Curiosity gap adalah insting manusia untuk menjembatani jurang informasi pada sebuah informasi. Kita akan memiliki motivasi intrinsik dan ekstrinsik untuk mencari jawaban. Walau akan ada resiko, ambiguitas, bahkan kekecewaan pada jawaban yang didapat dari keputusan kita. Dan hal inilah yang dieksploitasi jurnalisme tabloid atau clickbait di era digital saat ini.
Clickbait Sebagai Misinformasi
Apa jadinya jika clickbait menjadikan kita kesulitan menemukan fakta. Kita sebagai users pun terjebak mendiseminasi hoaks alias berita bohong. Apalagi motivasi menyebarkan hanya headline informasi ini didorong sikap partisan, sentimen agama, maupun politis. Yang untung secara finansial adalah portal berita yang merekayasa atau memframe berita sesuai prinsip clickbait.
Salah satu contoh berita clickbait ditemui pada fans page Facebook yaitu FAFHH dari Mafindo. Judul berita diatas, yang dilansir dari portal-islam.id memampang headline provokatif "Astagfirullah, Musibah Gunung Agung Presiden Malah Bilang Sebagai 'Tontonan Tambahan'". Headline yang bermuatan politis dan sentimen agama ini memframe negatif Presiden. Sedang situs korpri.id sebagai referensi berita ini saat ini mengarah pada toko baju online.
Judul headline diatas benar berisi seorang pria memeluk singa, yaitu Kevin Richardson. Namun frasa headline tentang 'What Happens Next' cukup menipu. Karena yang terjadi selanjutnya adalah Kevin yang merupakan seorang Zoologis berkata bahwa habitat singa mulai terancam. Jadi secara logika, kita terperangkap mencari tahu informasi judul dengan konten yang kadang tidak sesuai ekspektasi.
Kita Buntung, Mereka Untung
Terjebak men-share dan membaca berita clickbait yang kini masif dan real-time via sosmed mengelabui naluri curiosity gap. Judul berita beraliran jurnalisme tabloid yang mengundang sensasi bukan esensi dapat mengaburkan pola berfikir kritis. Apalagi saat sosmed dan mesin peramban mempersonalisasi hasil pencarian. Users yang sering mengklik berita clickbait tentu akan semakin terpenjara dalam misinformasi.

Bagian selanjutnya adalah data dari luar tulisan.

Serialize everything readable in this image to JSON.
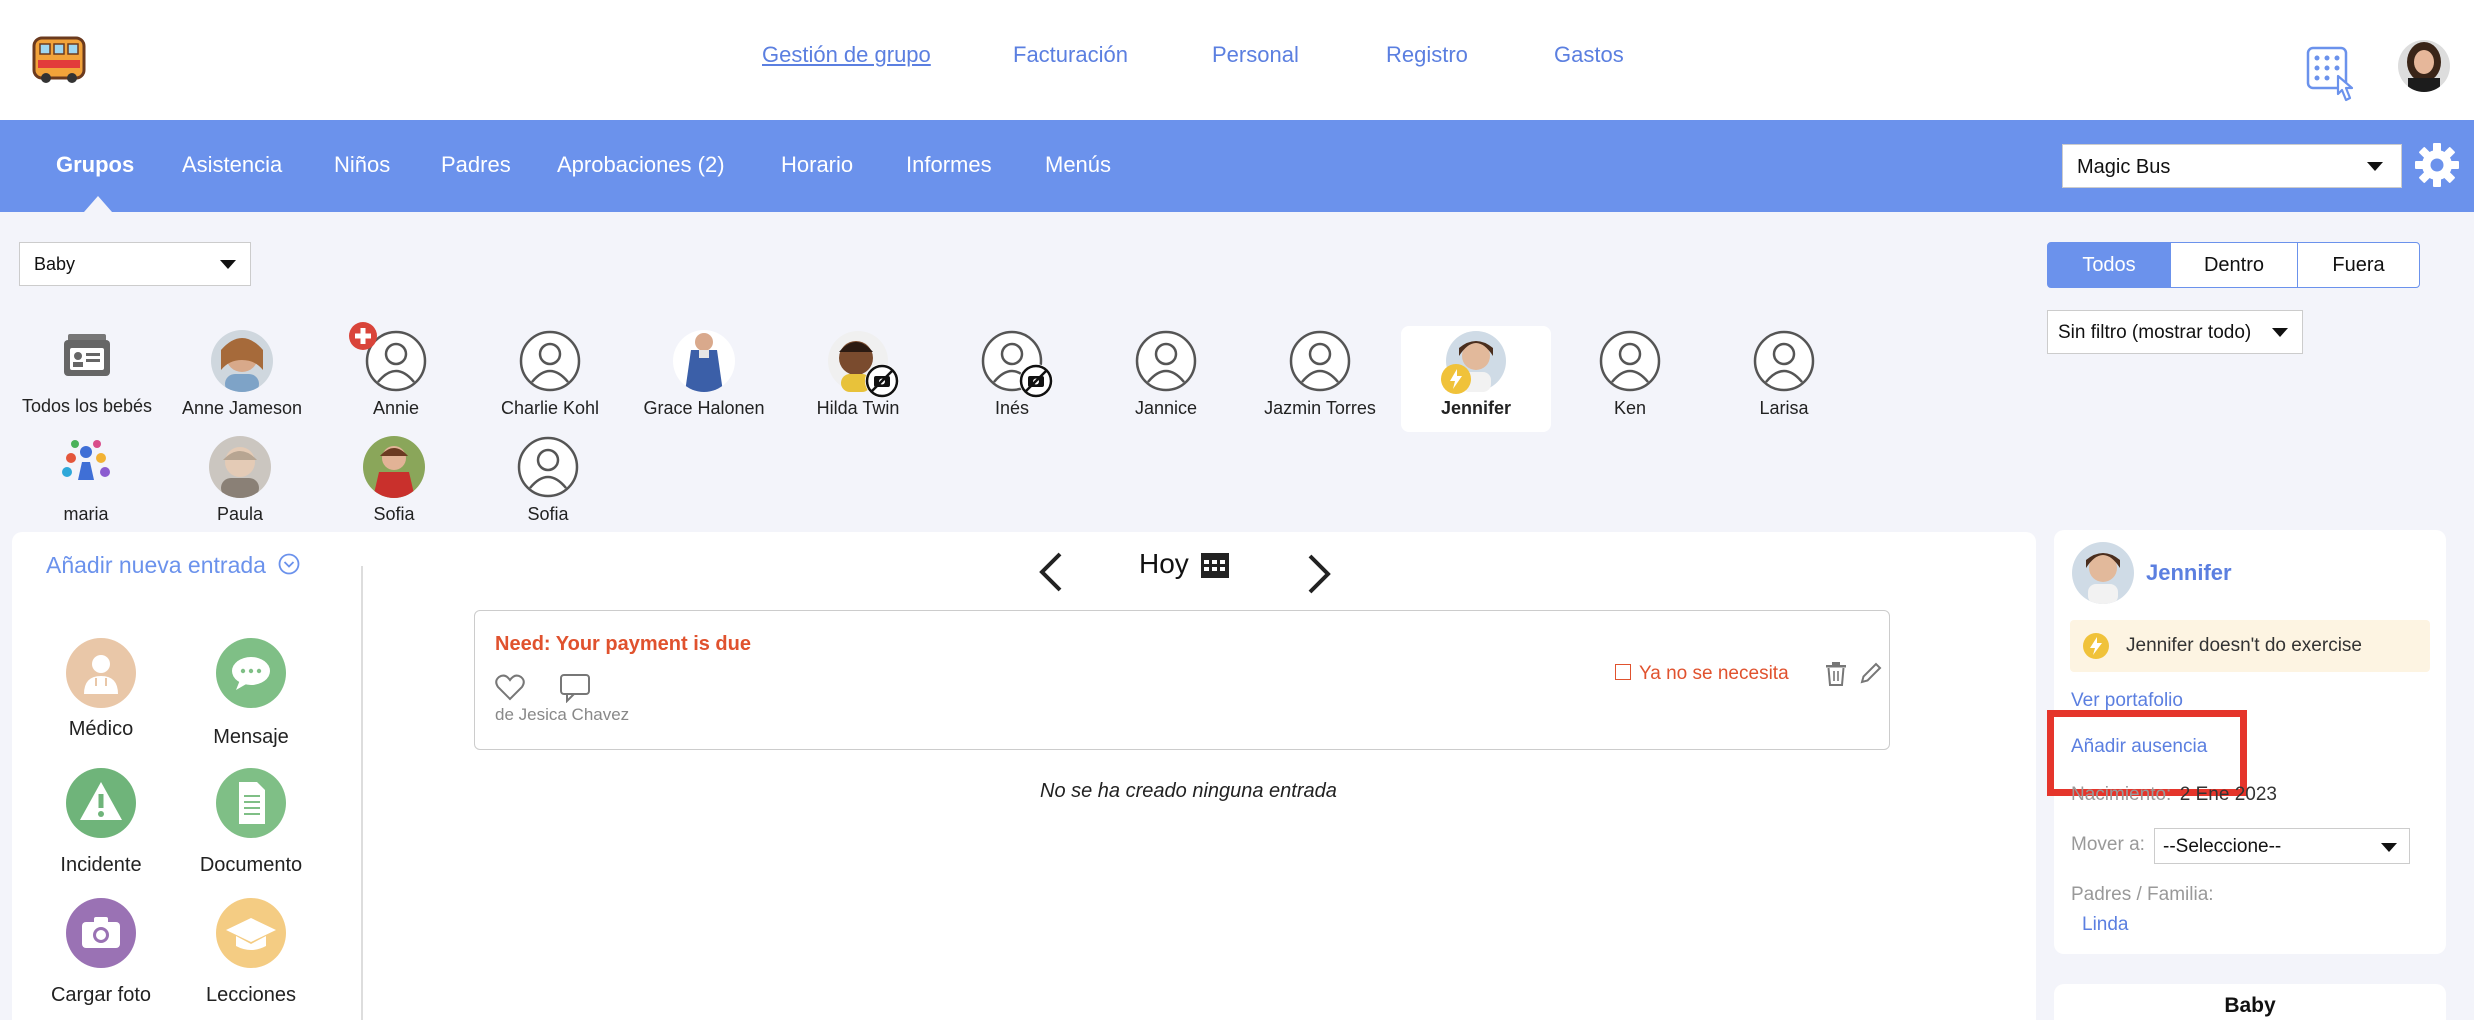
{
  "topnav": {
    "links": [
      "Gestión de grupo",
      "Facturación",
      "Personal",
      "Registro",
      "Gastos"
    ]
  },
  "mainnav": {
    "items": [
      "Grupos",
      "Asistencia",
      "Niños",
      "Padres",
      "Aprobaciones (2)",
      "Horario",
      "Informes",
      "Menús"
    ],
    "center_select": "Magic Bus"
  },
  "filters": {
    "group_select": "Baby",
    "segments": [
      "Todos",
      "Dentro",
      "Fuera"
    ],
    "filter_select": "Sin filtro (mostrar todo)"
  },
  "kids": {
    "all_label": "Todos los bebés",
    "names": [
      "Anne Jameson",
      "Annie",
      "Charlie Kohl",
      "Grace Halonen",
      "Hilda Twin",
      "Inés",
      "Jannice",
      "Jazmin Torres",
      "Jennifer",
      "Ken",
      "Larisa",
      "maria",
      "Paula",
      "Sofia",
      "Sofia"
    ]
  },
  "entries": {
    "add_new": "Añadir nueva entrada",
    "date_label": "Hoy",
    "tools": [
      "Médico",
      "Mensaje",
      "Incidente",
      "Documento",
      "Cargar foto",
      "Lecciones"
    ],
    "card": {
      "title": "Need: Your payment is due",
      "not_needed": "Ya no se necesita",
      "from": "de Jesica Chavez"
    },
    "empty": "No se ha creado ninguna entrada"
  },
  "profile": {
    "name": "Jennifer",
    "note": "Jennifer doesn't do exercise",
    "portfolio": "Ver portafolio",
    "add_absence": "Añadir ausencia",
    "birth_label": "Nacimiento:",
    "birth_value": "2 Ene 2023",
    "move_label": "Mover a:",
    "move_select": "--Seleccione--",
    "parents_label": "Padres / Familia:",
    "parent": "Linda",
    "group_card": "Baby"
  },
  "colors": {
    "accent": "#6b92ec",
    "alert": "#e0522e",
    "highlight_box": "#e5352b"
  }
}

Yang diuntungkan tentu para pemilik situs atau link yang dituju. Meraih banyak visit via klik di sosmed kini menjadi pola umum yang diterapkan. Visit mungkin tidak seberbahaya phising atau scamming dari link/situs yang dikunjungi. Ancaman malware yang mengintip rekening, menutup akses file komputer, sampai menguasai kontrol komputer kita bukan lagi kasus yang jarang ditemui.
Apalagi saat kampanye politis untuk kepentingan kampanye berlangsung. Hanya dengan headline saja, fanatisme partisan bisa saja tersulut. Silent click yang terjadi membuat gaduh sosmed. Walau judul berita dengan konten berita jauh panggang dari api. Saring Sebelum Sharing (3S) sebelum berbagi informasi di dunia digital menjadi langkah praktikal yang bisa kita lakukan.